Fotografia de Lennon Ferreira Corezomaé (Umutina Bala Tiponé), primeiro indígena a concluir o mestrado na UFSCar, em cerimônia de formatura. Uso da imagem autorizada por Lennon Ferreira Corezomé.

Imagem: Lidiane Volpi/UFSCar (uso autorizado)

Durante a Assembleia Geral das Nações Unidas de 2019, foi proclamada a Década Internacional das Línguas Indígenas (2022–2032), evidenciando a urgência da formulação de políticas públicas voltadas ao reconhecimento, valorização e preservação das línguas originárias em âmbito global. No Brasil, essa diretriz internacional repercutiu na criação, em 2021, de um Grupo de Trabalho (GT) nacional sobre o tema.

Em 10 de abril de 2025, representantes dos povos indígenas e membros deste GT reuniram-se na Tenda Multi Temas, durante o encontro chamado “Levante das Línguas Indígenas para o Futuro Ancestral”, ocasião em que foi elaborada a Carta da Década Internacional das Línguas Indígenas no Brasil no ATL 2025,1 documento que explicita os compromissos assumidos coletivamente em defesa da diversidade linguística.

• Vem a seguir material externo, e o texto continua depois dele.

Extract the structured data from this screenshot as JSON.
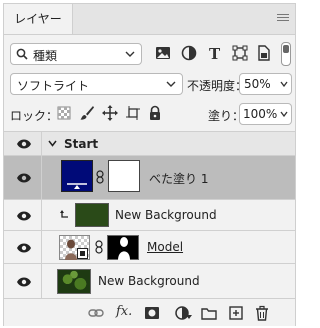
{
  "panel": {
    "tab_label": "レイヤー",
    "menu_icon": "panel-menu-icon"
  },
  "filter": {
    "kind_label": "種類",
    "icons": [
      "image-filter-icon",
      "adjustment-filter-icon",
      "type-filter-icon",
      "shape-filter-icon",
      "smart-object-filter-icon"
    ]
  },
  "blend": {
    "mode": "ソフトライト",
    "opacity_label": "不透明度：",
    "opacity_value": "50%"
  },
  "lock": {
    "label": "ロック：",
    "fill_label": "塗り：",
    "fill_value": "100%"
  },
  "layers": [
    {
      "type": "group",
      "name": "Start",
      "expanded": true
    },
    {
      "type": "fill",
      "name": "べた塗り 1",
      "selected": true,
      "color": "#000a78"
    },
    {
      "type": "clipped",
      "name": "New Background",
      "color": "#2a4a18"
    },
    {
      "type": "smart-mask",
      "name": "Model"
    },
    {
      "type": "image",
      "name": "New Background"
    }
  ],
  "bottom_icons": [
    "link-layers-icon",
    "fx-icon",
    "add-mask-icon",
    "adjustment-layer-icon",
    "new-group-icon",
    "new-layer-icon",
    "delete-icon"
  ],
  "fx_label": "fx."
}
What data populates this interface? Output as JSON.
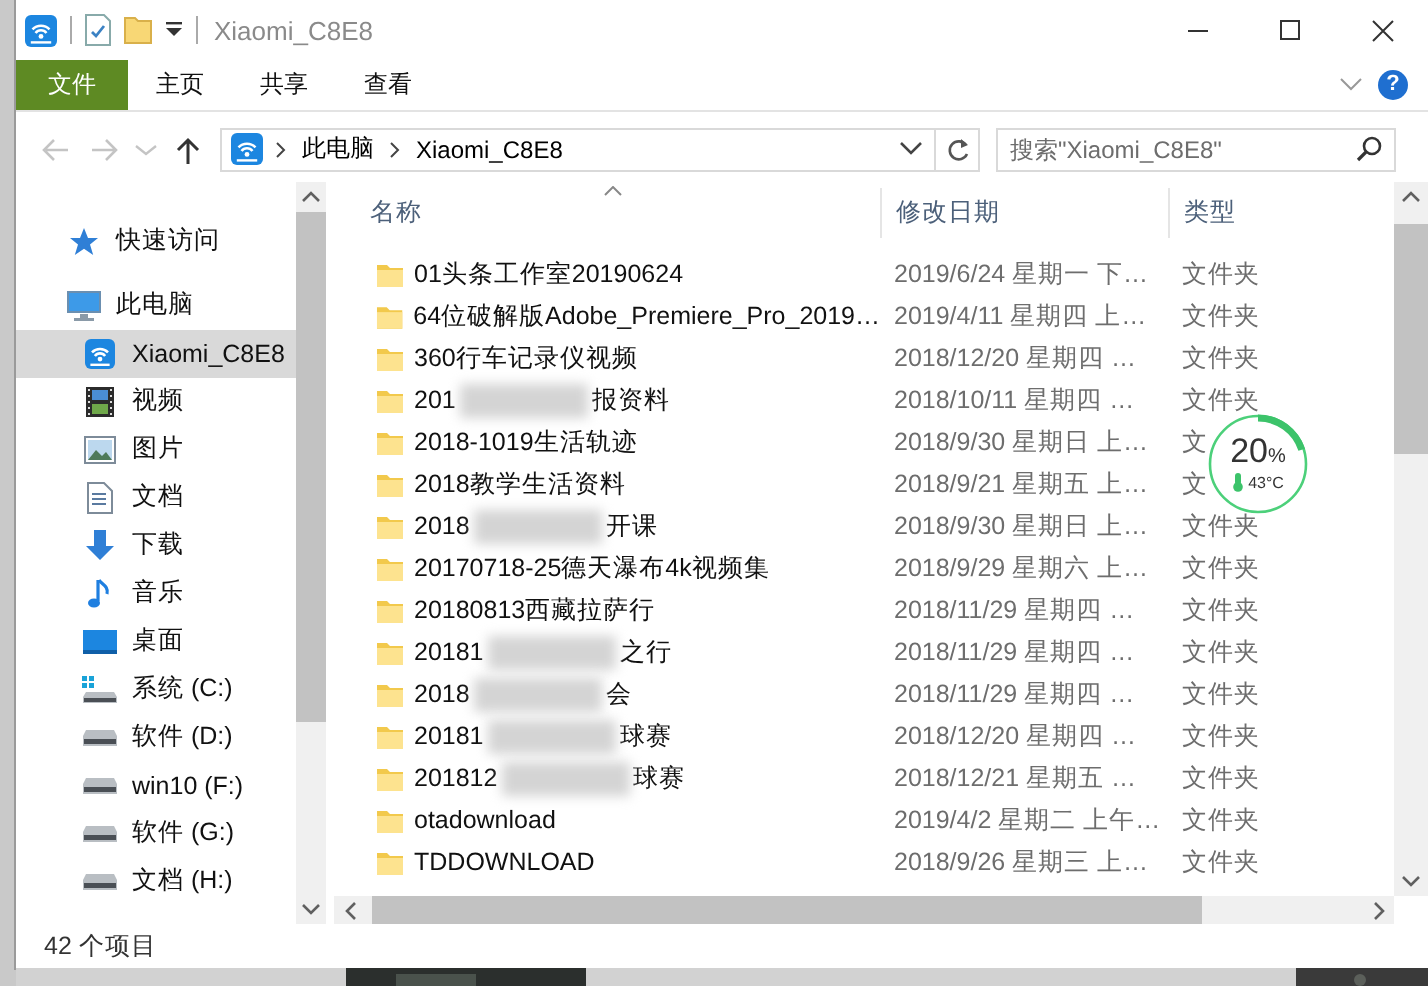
{
  "window": {
    "title": "Xiaomi_C8E8"
  },
  "ribbon": {
    "tabs": [
      {
        "label": "文件",
        "kind": "file-menu"
      },
      {
        "label": "主页",
        "kind": "tab"
      },
      {
        "label": "共享",
        "kind": "tab"
      },
      {
        "label": "查看",
        "kind": "tab"
      }
    ],
    "help": "?"
  },
  "address_bar": {
    "nav_buttons": [
      {
        "kind": "back",
        "disabled": true
      },
      {
        "kind": "forward",
        "disabled": true
      },
      {
        "kind": "recent",
        "disabled": true
      },
      {
        "kind": "up",
        "disabled": false
      }
    ],
    "path": [
      "此电脑",
      "Xiaomi_C8E8"
    ],
    "search": {
      "placeholder": "搜索\"Xiaomi_C8E8\""
    }
  },
  "navigation": [
    {
      "label": "快速访问",
      "kind": "quick-access",
      "selected": false
    },
    {
      "label": "此电脑",
      "kind": "computer",
      "selected": false,
      "children": [
        {
          "label": "Xiaomi_C8E8",
          "kind": "network-drive",
          "selected": true
        },
        {
          "label": "视频",
          "kind": "videos",
          "selected": false
        },
        {
          "label": "图片",
          "kind": "pictures",
          "selected": false
        },
        {
          "label": "文档",
          "kind": "documents",
          "selected": false
        },
        {
          "label": "下载",
          "kind": "downloads",
          "selected": false
        },
        {
          "label": "音乐",
          "kind": "music",
          "selected": false
        },
        {
          "label": "桌面",
          "kind": "desktop",
          "selected": false
        },
        {
          "label": "系统 (C:)",
          "kind": "system-drive",
          "selected": false
        },
        {
          "label": "软件 (D:)",
          "kind": "drive",
          "selected": false
        },
        {
          "label": "win10 (F:)",
          "kind": "drive",
          "selected": false
        },
        {
          "label": "软件 (G:)",
          "kind": "drive",
          "selected": false
        },
        {
          "label": "文档 (H:)",
          "kind": "drive",
          "selected": false
        }
      ]
    }
  ],
  "file_list": {
    "columns": [
      {
        "label": "名称",
        "sorted": true
      },
      {
        "label": "修改日期",
        "sorted": false
      },
      {
        "label": "类型",
        "sorted": false
      }
    ],
    "rows": [
      {
        "kind": "plain",
        "name": "01头条工作室20190624",
        "date": "2019/6/24 星期一 下…",
        "type": "文件夹"
      },
      {
        "kind": "plain",
        "name": "64位破解版Adobe_Premiere_Pro_2019…",
        "date": "2019/4/11 星期四 上…",
        "type": "文件夹"
      },
      {
        "kind": "plain",
        "name": "360行车记录仪视频",
        "date": "2018/12/20 星期四 …",
        "type": "文件夹"
      },
      {
        "kind": "redacted",
        "name_start": "201",
        "name_end": "报资料",
        "date": "2018/10/11 星期四 …",
        "type": "文件夹"
      },
      {
        "kind": "plain",
        "name": "2018-1019生活轨迹",
        "date": "2018/9/30 星期日 上…",
        "type": "文"
      },
      {
        "kind": "plain",
        "name": "2018教学生活资料",
        "date": "2018/9/21 星期五 上…",
        "type": "文"
      },
      {
        "kind": "redacted",
        "name_start": "2018",
        "name_end": "开课",
        "date": "2018/9/30 星期日 上…",
        "type": "文件夹"
      },
      {
        "kind": "plain",
        "name": "20170718-25德天瀑布4k视频集",
        "date": "2018/9/29 星期六 上…",
        "type": "文件夹"
      },
      {
        "kind": "plain",
        "name": "20180813西藏拉萨行",
        "date": "2018/11/29 星期四 …",
        "type": "文件夹"
      },
      {
        "kind": "redacted",
        "name_start": "20181",
        "name_end": "之行",
        "date": "2018/11/29 星期四 …",
        "type": "文件夹"
      },
      {
        "kind": "redacted",
        "name_start": "2018",
        "name_end": "会",
        "date": "2018/11/29 星期四 …",
        "type": "文件夹"
      },
      {
        "kind": "redacted",
        "name_start": "20181",
        "name_end": "球赛",
        "date": "2018/12/20 星期四 …",
        "type": "文件夹"
      },
      {
        "kind": "redacted",
        "name_start": "201812",
        "name_end": "球赛",
        "date": "2018/12/21 星期五 …",
        "type": "文件夹"
      },
      {
        "kind": "plain",
        "name": "otadownload",
        "date": "2019/4/2 星期二 上午…",
        "type": "文件夹"
      },
      {
        "kind": "plain",
        "name": "TDDOWNLOAD",
        "date": "2018/9/26 星期三 上…",
        "type": "文件夹"
      }
    ]
  },
  "widget": {
    "percent": "20",
    "unit": "%",
    "temperature": "43°C"
  },
  "status_bar": {
    "count": "42 个项目"
  }
}
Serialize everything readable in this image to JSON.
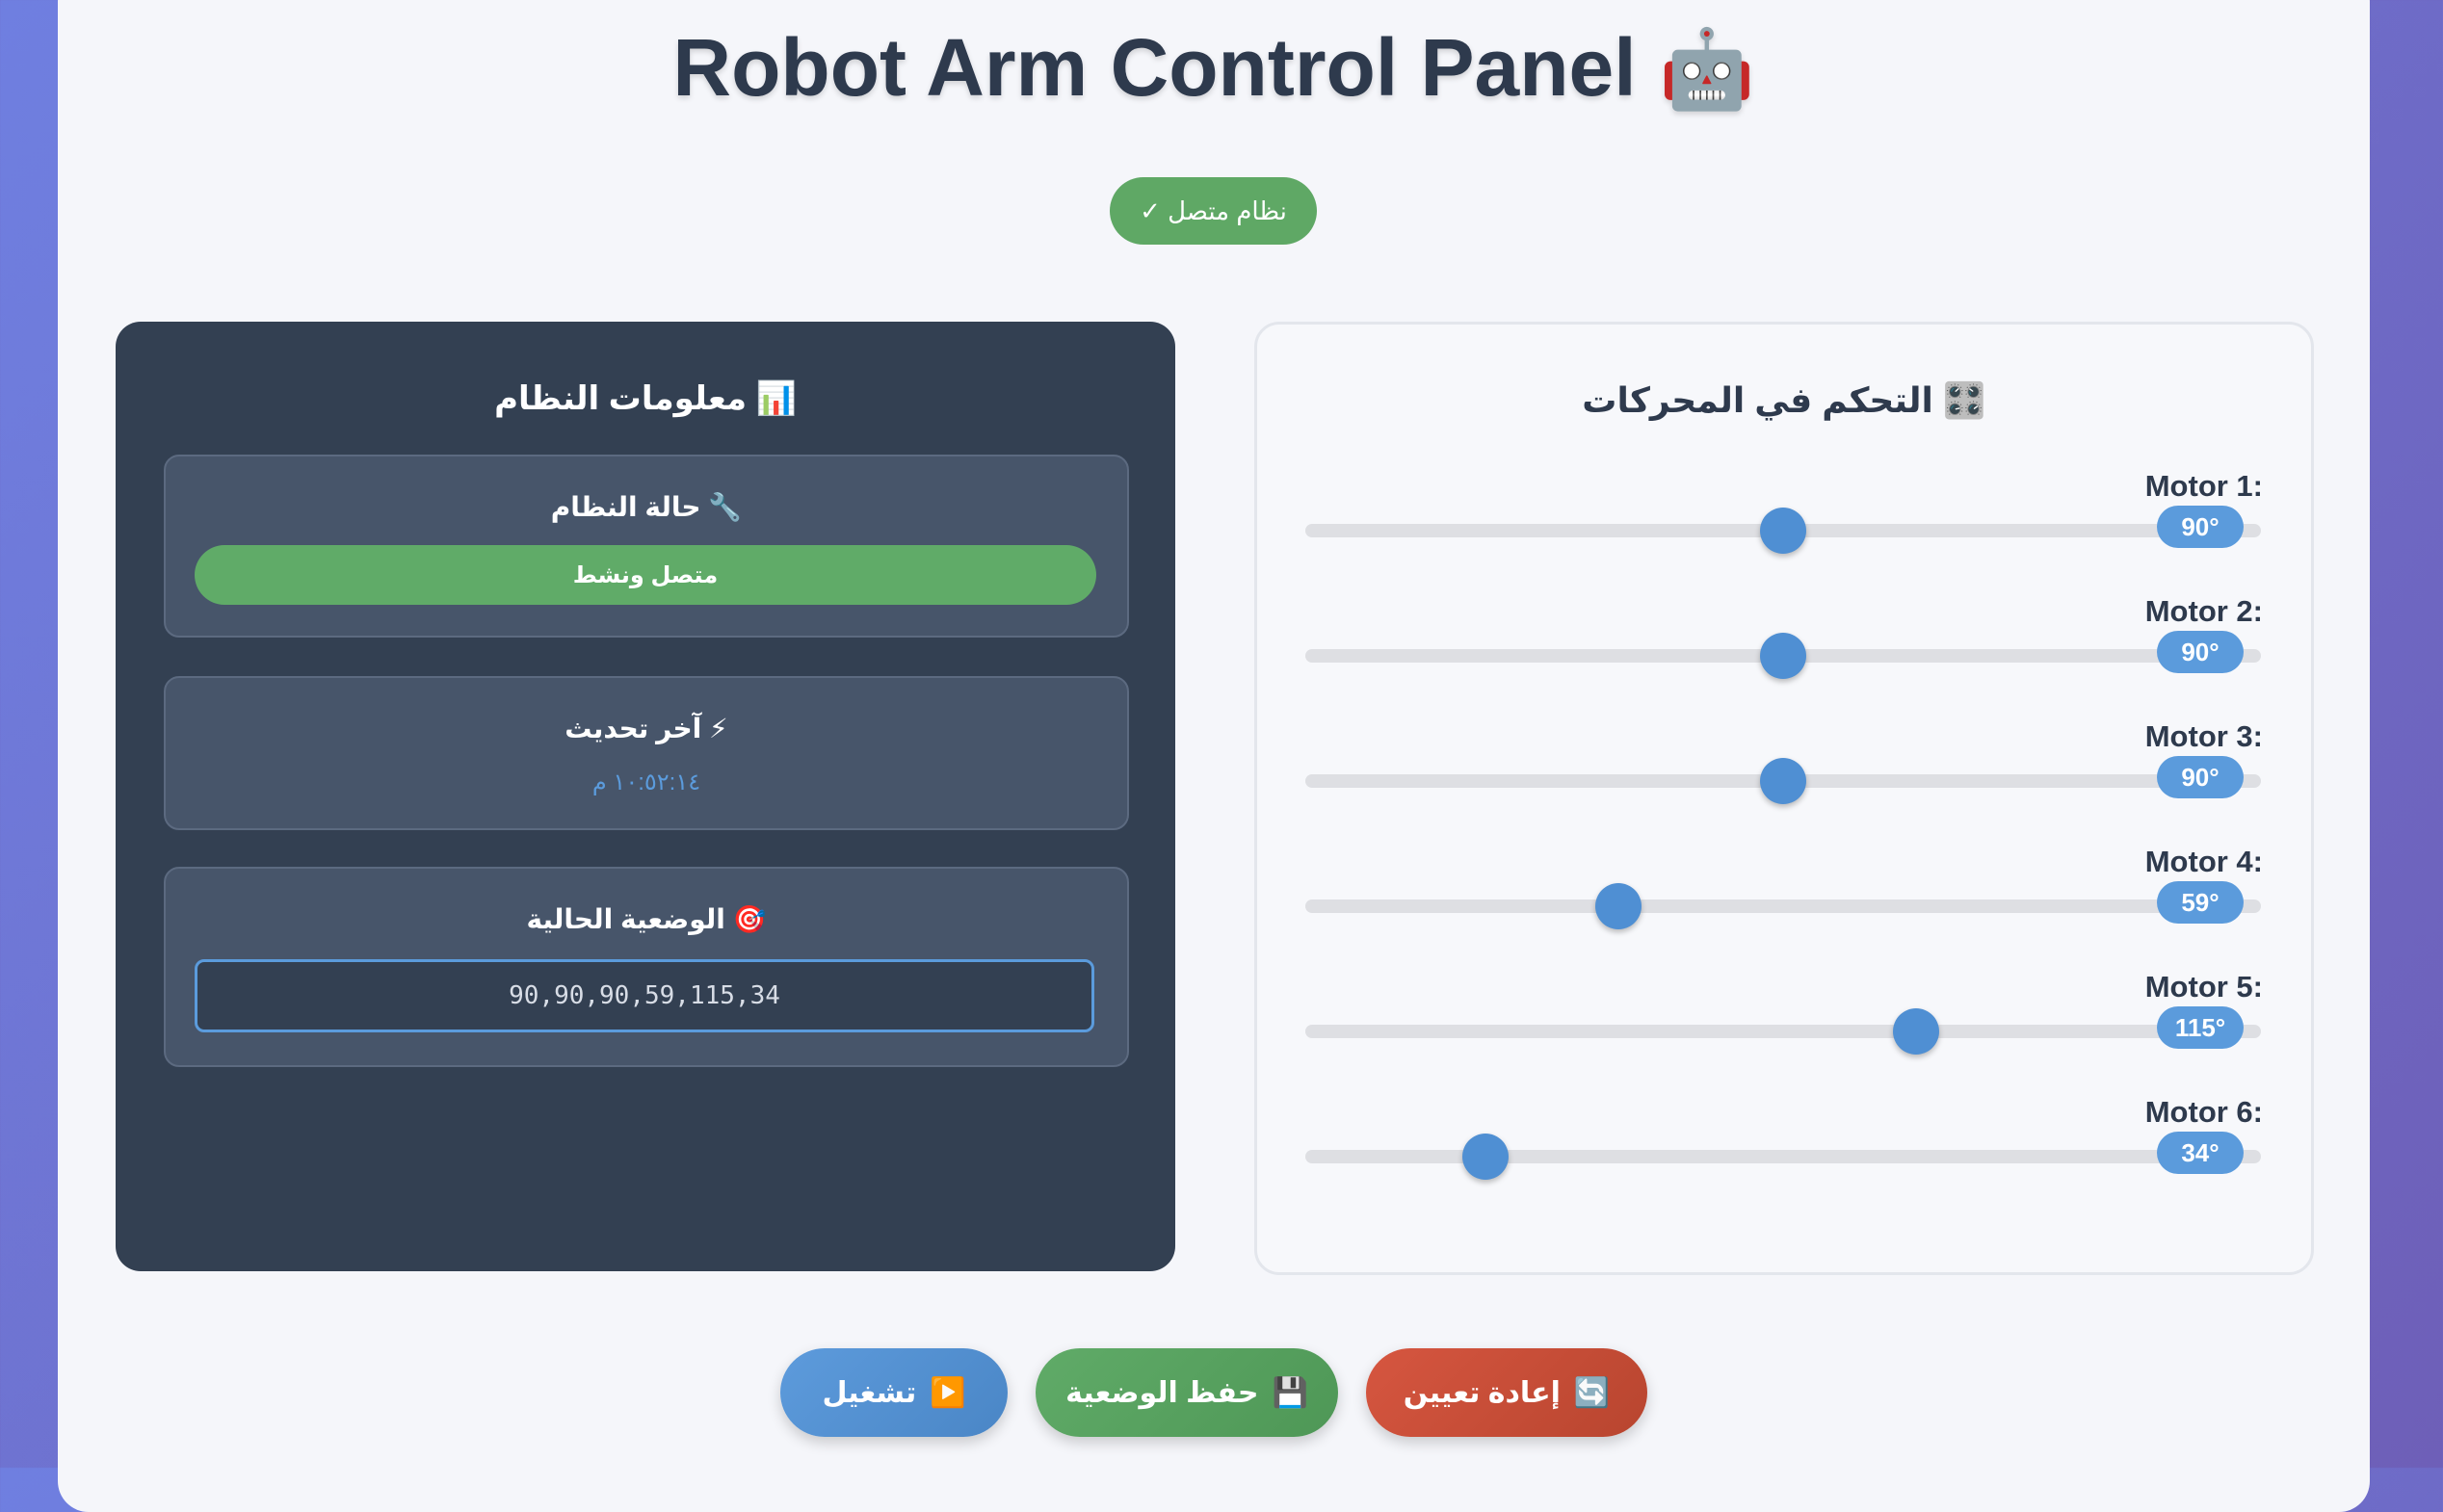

Esse movimento adquire especial relevância no Brasil, país que abriga uma das maiores diversidades linguísticas do mundo, com mais de 270 línguas indígenas ainda vivas, faladas por cerca de 305 povos distintos. Apesar dessa riqueza, as línguas indígenas seguem fortemente impactadas pelos efeitos simbólicos e estruturais do colonialismo, o que compromete sua visibilidade pública e sua legitimidade epistemológica e institucional.

Embora a Constituição Federal de 1988 (Art. 231) reconheça os direitos linguísticos dos povos indígenas, os avanços concretos nesta área foram historicamente lentos e pontuais. Apenas nos últimos anos começaram a emergir ações mais sistemáticas, como a criação do Repositório Brasileiro de Legislações Linguísticas (RBLL) e a tradução da Constituição Federal para o Nheengatu, uma das línguas cooficiais já reconhecidas em âmbito local. Ainda assim, menos de uma dezena dos mais de cinco mil municípios brasileiros reconhecem oficialmente uma língua indígena como cooficial.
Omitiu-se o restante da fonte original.